Ирония идеала - страница 23
Конкретная семантика меняется: колокольчики-цветы, колокольчики-бубенцы, золотые монеты – но остается сам архетип блеска и звона, разливающегося в сверкающей дали. Это и есть цветомузыка прельщения, переходящая из демонических сцен Гоголя в лирический апофеоз России.
Призрачный свет
Колдовской свет исходит не от солнца, но из царства тьмы, в нем есть что-то призрачное, мерцающее – то ли луна играет своими чарами, то ли светит какое-то загадочное ночное солнце («Вий»). Вот ночью черт несет Вакулу по поднебесью: «Все было светло в вышине. Воздух в легком серебряном тумане был прозрачен. Все было видно, и даже можно было заметить, как вихрем пронесся мимо их, сидя в горшке, колдун…, как клубился в стороне облаком целый рой духов…» («Ночь перед Рождеством», 1, 124).
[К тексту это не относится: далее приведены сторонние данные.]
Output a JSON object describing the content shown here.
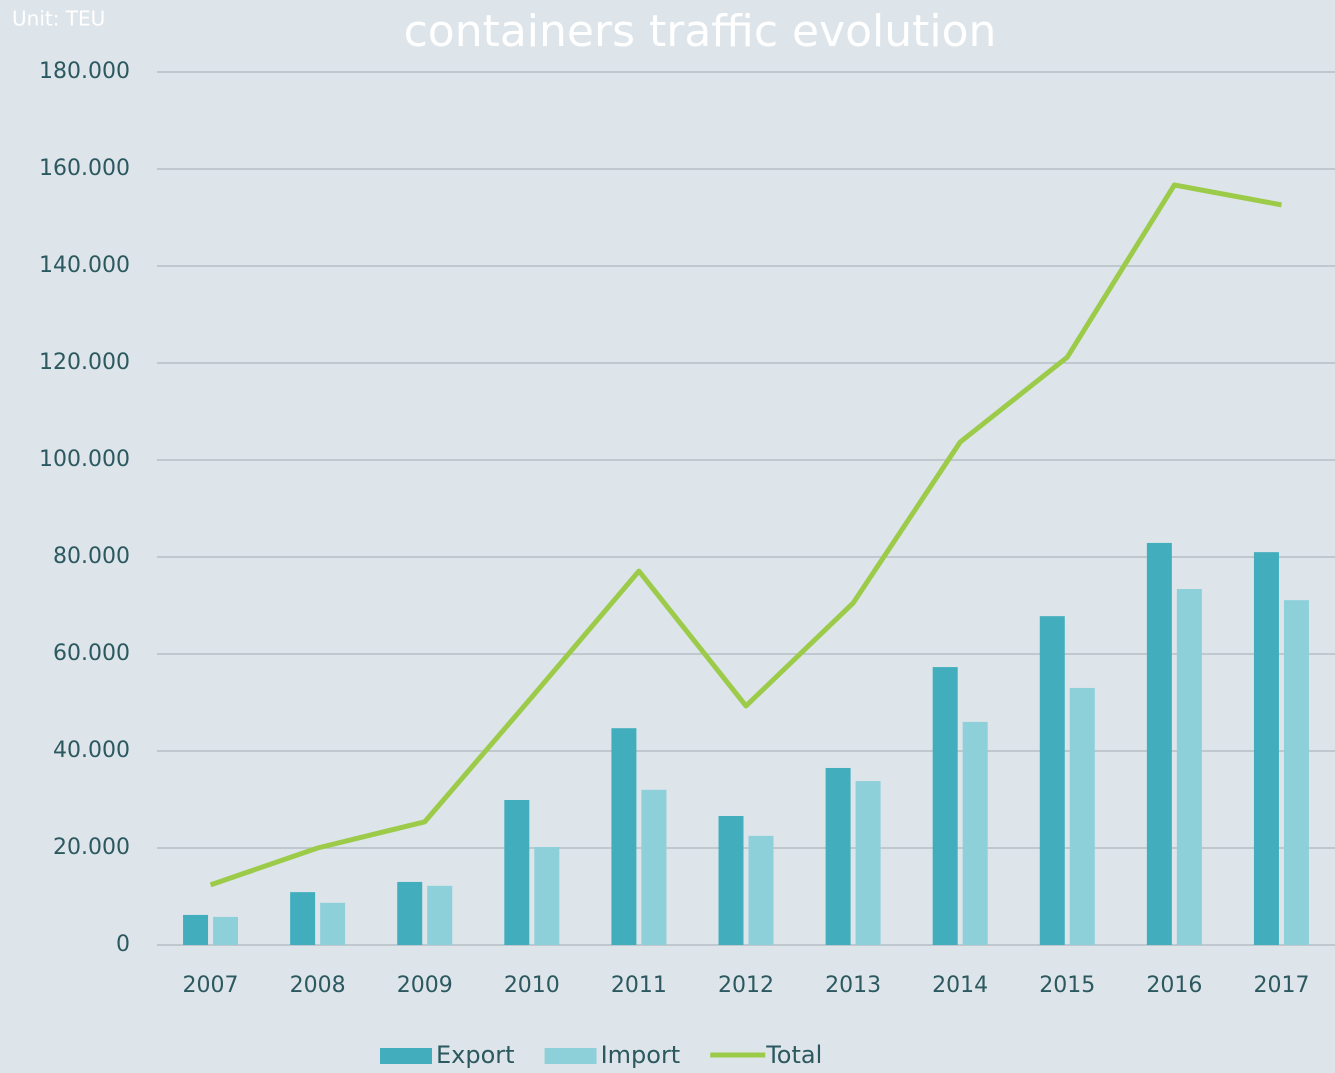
{
  "chart_data": {
    "type": "bar",
    "title": "containers traffic evolution",
    "unit_label": "Unit: TEU",
    "categories": [
      "2007",
      "2008",
      "2009",
      "2010",
      "2011",
      "2012",
      "2013",
      "2014",
      "2015",
      "2016",
      "2017"
    ],
    "series": [
      {
        "name": "Export",
        "color": "#42aebd",
        "type": "bar",
        "values": [
          6200,
          10900,
          13000,
          29900,
          44700,
          26600,
          36500,
          57300,
          67800,
          82900,
          81000
        ]
      },
      {
        "name": "Import",
        "color": "#8ed0da",
        "type": "bar",
        "values": [
          5800,
          8700,
          12200,
          20200,
          32000,
          22500,
          33800,
          46000,
          53000,
          73400,
          71100
        ]
      },
      {
        "name": "Total",
        "color": "#9ccb4a",
        "type": "line",
        "values": [
          12400,
          20000,
          25400,
          51100,
          77100,
          49300,
          70500,
          103700,
          121200,
          156700,
          152600
        ]
      }
    ],
    "ylim": [
      0,
      180000
    ],
    "yticks": [
      0,
      {
        "value": 20000,
        "label": "20.000"
      },
      {
        "value": 40000,
        "label": "40.000"
      },
      {
        "value": 60000,
        "label": "60.000"
      },
      {
        "value": 80000,
        "label": "80.000"
      },
      {
        "value": 100000,
        "label": "100.000"
      },
      {
        "value": 120000,
        "label": "120.000"
      },
      {
        "value": 140000,
        "label": "140.000"
      },
      {
        "value": 160000,
        "label": "160.000"
      },
      {
        "value": 180000,
        "label": "180.000"
      }
    ],
    "grid": true,
    "legend": "bottom"
  }
}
Не светлый день и темная ночь, как установлено естественным порядком вещей, но прозрачная ночь, высветленная изнутри.
«Робкое полночное сияние, как сквозное покрывало, ложилось легко и дымилось на земле. Леса, луга, небо, долины – все, казалось, как будто спало с открытыми глазами» («Вий», 2, 147). «Сиянье месяца усиливало белизну простыни… Лунное сияние лежало все еще на крышах и белых стенах домов…» («Портрет», 3, 70, 71, 73).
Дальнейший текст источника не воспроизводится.